Recently, Assoc. Prof. Hu Bing’s group, in collaboration with iDC-NEU Lab at Northeastern University, the University of Surrey, and Zhongguancun Academy, made significant progress in efficient cloud-edge collaborative inference for large language models (LLMs). Their work, titled “PipeSD: An Efficient Cloud-Edge Collaborative Pipeline Inference Framework with Speculative Decoding,” has been accepted by the 43rd International Conference on Machine Learning (ICML 2026). PhD candidates Han Yunhe and Gao Yunqi are co-first authors, with Assoc. Prof. Hu Bing serving as the sole corresponding author.
As LLMs become widely deployed across various scenarios including intelligent terminals, code generation, mathematical reasoning, and content creation, low latency, high energy efficiency, and deployability have become critical challenges. Existing LLM inference typically relies on token-by-token autoregressive generation, which presents an inherent serial bottleneck. Speculative decoding—where a smaller draft model generates candidate tokens that are then verified by a larger target model—has emerged as a default optimization technique for many mainstream LLMs while preserving output quality. The inference paradigm of SD is naturally suited for cloud-edge collaborative scenarios and enables effective offloading of cloud workloads, user privacy protection, and improved offline availability.
However, existing SD frameworks face two core challenges in cloud-edge settings: first, the computation and communication processes of the draft model at the edge are often executed sequentially, resulting in low utilization of edge computing power and network bandwidth; second, the verification triggering mechanism for the target model on the cloud is insufficiently flexible, often leading to premature or excessive verification that impacts overall inference efficiency.
Assoc.
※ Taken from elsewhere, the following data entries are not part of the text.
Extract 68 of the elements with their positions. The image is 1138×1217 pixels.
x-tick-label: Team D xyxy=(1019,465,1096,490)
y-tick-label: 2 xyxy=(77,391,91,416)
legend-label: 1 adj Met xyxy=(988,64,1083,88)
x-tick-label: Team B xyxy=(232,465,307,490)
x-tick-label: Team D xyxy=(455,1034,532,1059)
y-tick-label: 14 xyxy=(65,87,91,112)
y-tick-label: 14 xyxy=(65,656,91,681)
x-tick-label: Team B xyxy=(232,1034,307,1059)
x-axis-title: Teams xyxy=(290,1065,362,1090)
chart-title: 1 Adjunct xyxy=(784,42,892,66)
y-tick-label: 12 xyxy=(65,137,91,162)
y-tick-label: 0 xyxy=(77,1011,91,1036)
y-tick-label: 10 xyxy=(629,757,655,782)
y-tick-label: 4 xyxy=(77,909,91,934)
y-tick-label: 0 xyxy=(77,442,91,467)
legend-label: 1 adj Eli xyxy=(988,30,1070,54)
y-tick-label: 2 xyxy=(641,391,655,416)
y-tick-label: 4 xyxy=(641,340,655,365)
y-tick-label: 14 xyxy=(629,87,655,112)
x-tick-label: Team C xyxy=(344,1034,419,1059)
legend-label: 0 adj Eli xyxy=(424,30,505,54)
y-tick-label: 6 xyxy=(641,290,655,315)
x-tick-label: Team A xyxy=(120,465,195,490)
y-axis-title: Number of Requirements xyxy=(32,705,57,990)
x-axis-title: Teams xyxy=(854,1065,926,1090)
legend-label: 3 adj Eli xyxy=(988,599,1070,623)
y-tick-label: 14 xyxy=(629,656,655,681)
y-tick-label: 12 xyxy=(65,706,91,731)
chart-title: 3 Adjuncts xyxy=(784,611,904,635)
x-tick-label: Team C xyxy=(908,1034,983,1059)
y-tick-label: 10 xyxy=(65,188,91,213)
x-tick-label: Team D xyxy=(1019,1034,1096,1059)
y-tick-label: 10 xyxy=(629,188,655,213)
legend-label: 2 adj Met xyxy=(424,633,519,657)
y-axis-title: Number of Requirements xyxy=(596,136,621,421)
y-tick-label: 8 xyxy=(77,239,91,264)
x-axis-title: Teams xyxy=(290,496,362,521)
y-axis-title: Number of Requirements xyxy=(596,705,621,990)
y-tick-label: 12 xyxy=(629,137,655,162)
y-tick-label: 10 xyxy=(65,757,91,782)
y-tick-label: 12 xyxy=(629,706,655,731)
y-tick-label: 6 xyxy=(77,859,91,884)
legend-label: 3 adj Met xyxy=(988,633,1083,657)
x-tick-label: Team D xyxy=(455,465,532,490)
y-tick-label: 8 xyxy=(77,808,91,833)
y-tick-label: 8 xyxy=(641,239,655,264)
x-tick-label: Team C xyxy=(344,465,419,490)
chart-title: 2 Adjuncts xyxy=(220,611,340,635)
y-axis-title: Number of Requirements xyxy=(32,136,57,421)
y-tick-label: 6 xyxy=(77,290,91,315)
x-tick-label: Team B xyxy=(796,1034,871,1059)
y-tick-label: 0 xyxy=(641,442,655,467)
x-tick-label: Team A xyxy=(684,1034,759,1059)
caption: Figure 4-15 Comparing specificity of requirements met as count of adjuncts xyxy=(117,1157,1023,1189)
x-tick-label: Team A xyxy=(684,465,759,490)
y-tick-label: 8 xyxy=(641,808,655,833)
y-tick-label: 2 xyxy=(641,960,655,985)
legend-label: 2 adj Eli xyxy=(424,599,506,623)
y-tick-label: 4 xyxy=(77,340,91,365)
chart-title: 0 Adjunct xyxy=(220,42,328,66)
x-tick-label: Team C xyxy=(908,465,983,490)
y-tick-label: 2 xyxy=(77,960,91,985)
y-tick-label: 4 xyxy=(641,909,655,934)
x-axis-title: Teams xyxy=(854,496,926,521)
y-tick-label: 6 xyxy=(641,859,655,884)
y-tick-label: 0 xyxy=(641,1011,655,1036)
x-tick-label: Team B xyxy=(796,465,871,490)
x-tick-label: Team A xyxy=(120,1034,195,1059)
Prof. Hu’s group proposed the PipeSD framework—an efficient, scalable pipeline speculative decoding framework for cloud-edge collaborative inference. Through a pipelined speculative decoding mechanism, a dynamic programming-based token-batch scheduling strategy, a dual-threshold verification triggering mechanism, and a Bayesian adaptive tuner, PipeSD achieves deep synergy among edge token generation, cloud-edge communication, and cloud verification, significantly improving the efficiency and energy performance of LLM inference in cloud-edge scenarios. Experimental results show that PipeSD achieves 1.16× to 2.16× inference acceleration and reduces cloud energy consumption by 14.3% to 25.3% under varying edge computing capacities and dynamic network bandwidth conditions, offering a new technical pathway for addressing the communication bottleneck, resource idling, and verification inefficiency challenges in edge deployment of LLMs.


ICML is one of the most prestigious top-tier conferences in global machine learning and AI, classified as a CCF Category A conference. For ICML 2026, 23,918 full papers were submitted to the main conference, with 6,352 accepted at an acceptance rate of 26.6%.